Despite the peripheral countries’ plight, fear of encouraging moral hazard will make the creditor countries reluctant to give them any further respite by easing the terms on which the EFSF lends. As these countries struggle to service their debts, the official "no debt restructuring" line currently being peddled by governments in the creditor countries will look increasingly untenable.

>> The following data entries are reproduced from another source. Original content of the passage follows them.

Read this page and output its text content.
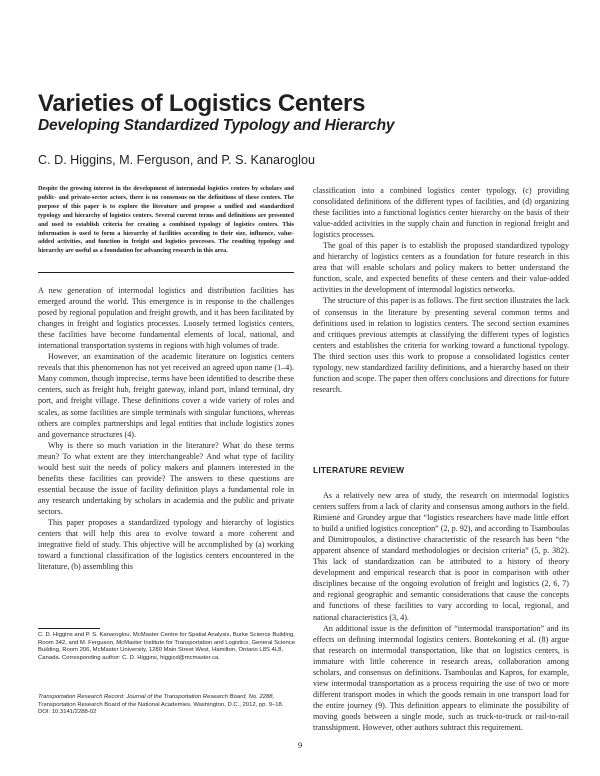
Varieties of Logistics Centers
Developing Standardized Typology and Hierarchy
C. D. Higgins, M. Ferguson, and P. S. Kanaroglou
Despite the growing interest in the development of intermodal logistics centers by scholars and public- and private-sector actors, there is no consensus on the definitions of these centers. The purpose of this paper is to explore the literature and propose a unified and standardized typology and hierarchy of logistics centers. Several current terms and definitions are presented and used to establish criteria for creating a combined typology of logistics centers. This information is used to form a hierarchy of facilities according to their size, influence, value-added activities, and function in freight and logistics processes. The resulting typology and hierarchy are useful as a foundation for advancing research in this area.

A new generation of intermodal logistics and distribution facilities has emerged around the world. This emergence is in response to the challenges posed by regional population and freight growth, and it has been facilitated by changes in freight and logistics processes. Loosely termed logistics centers, these facilities have become fundamental elements of local, national, and international transportation systems in regions with high volumes of trade.

However, an examination of the academic literature on logistics centers reveals that this phenomenon has not yet received an agreed upon name (1–4). Many common, though imprecise, terms have been identified to describe these centers, such as freight hub, freight gateway, inland port, inland terminal, dry port, and freight village. These definitions cover a wide variety of roles and scales, as some facilities are simple terminals with singular functions, whereas others are complex partnerships and legal entities that include logistics zones and governance structures (4).

Why is there so much variation in the literature? What do these terms mean? To what extent are they interchangeable? And what type of facility would best suit the needs of policy makers and planners interested in the benefits these facilities can provide? The answers to these questions are essential because the issue of facility definition plays a fundamental role in any research undertaking by scholars in academia and the public and private sectors.

This paper proposes a standardized typology and hierarchy of logistics centers that will help this area to evolve toward a more coherent and integrative field of study. This objective will be accomplished by (a) working toward a functional classification of the logistics centers encountered in the literature, (b) assembling this

C. D. Higgins and P. S. Kanaroglou, McMaster Centre for Spatial Analysis, Burke Science Building, Room 342, and M. Ferguson, McMaster Institute for Transportation and Logistics, General Science Building, Room 206, McMaster University, 1280 Main Street West, Hamilton, Ontario L8S 4L8, Canada. Corresponding author: C. D. Higgins, higgicd@mcmaster.ca.
Transportation Research Record: Journal of the Transportation Research Board, No. 2288, Transportation Research Board of the National Academies, Washington, D.C., 2012, pp. 9–18.
DOI: 10.3141/2288-02

classification into a combined logistics center typology, (c) providing consolidated definitions of the different types of facilities, and (d) organizing these facilities into a functional logistics center hierarchy on the basis of their value-added activities in the supply chain and function in regional freight and logistics processes.

The goal of this paper is to establish the proposed standardized typology and hierarchy of logistics centers as a foundation for future research in this area that will enable scholars and policy makers to better understand the function, scale, and expected benefits of these centers and their value-added activities in the development of intermodal logistics networks.

The structure of this paper is as follows. The first section illustrates the lack of consensus in the literature by presenting several common terms and definitions used in relation to logistics centers. The second section examines and critiques previous attempts at classifying the different types of logistics centers and establishes the criteria for working toward a functional typology. The third section uses this work to propose a consolidated logistics center typology, new standardized facility definitions, and a hierarchy based on their function and scope. The paper then offers conclusions and directions for future research.

LITERATURE REVIEW

As a relatively new area of study, the research on intermodal logistics centers suffers from a lack of clarity and consensus among authors in the field. Rimienė and Grundey argue that “logistics researchers have made little effort to build a unified logistics conception” (2, p. 92), and according to Tsamboulas and Dimitropoulos, a distinctive characteristic of the research has been “the apparent absence of standard methodologies or decision criteria” (5, p. 382). This lack of standardization can be attributed to a history of theory development and empirical research that is poor in comparison with other disciplines because of the ongoing evolution of freight and logistics (2, 6, 7) and regional geographic and semantic considerations that cause the concepts and functions of these facilities to vary according to local, regional, and national characteristics (3, 4).

An additional issue is the definition of “intermodal transportation” and its effects on defining intermodal logistics centers. Bontekoning et al. (8) argue that research on intermodal transportation, like that on logistics centers, is immature with little coherence in research areas, collaboration among scholars, and consensus on definitions. Tsamboulas and Kapros, for example, view intermodal transportation as a process requiring the use of two or more different transport modes in which the goods remain in one transport load for the entire journey (9). This definition appears to eliminate the possibility of moving goods between a single mode, such as truck-to-truck or rail-to-rail transshipment. However, other authors subtract this requirement.

9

Indeed, in the cases of Greece and Ireland, the primary surplus the excess of tax revenue over spending on public welfare and services required to service their rising debts would be too much to afford. Either these countries would be economically crippled by excessive taxes, or public welfare and services would be reduced to levels no longer compatible with maintaining stable and consensual societies. The issue is likely to come to a head when the ESM becomes operational in 2013. Given that neither Greece nor Ireland will be in a position to access financial markets on sustainable terms by then, we expect them to request a continuation of emergency funding from the ESM (European Stability Mechanism -- the permanent bailout fund that will be in operation from mid-2013)."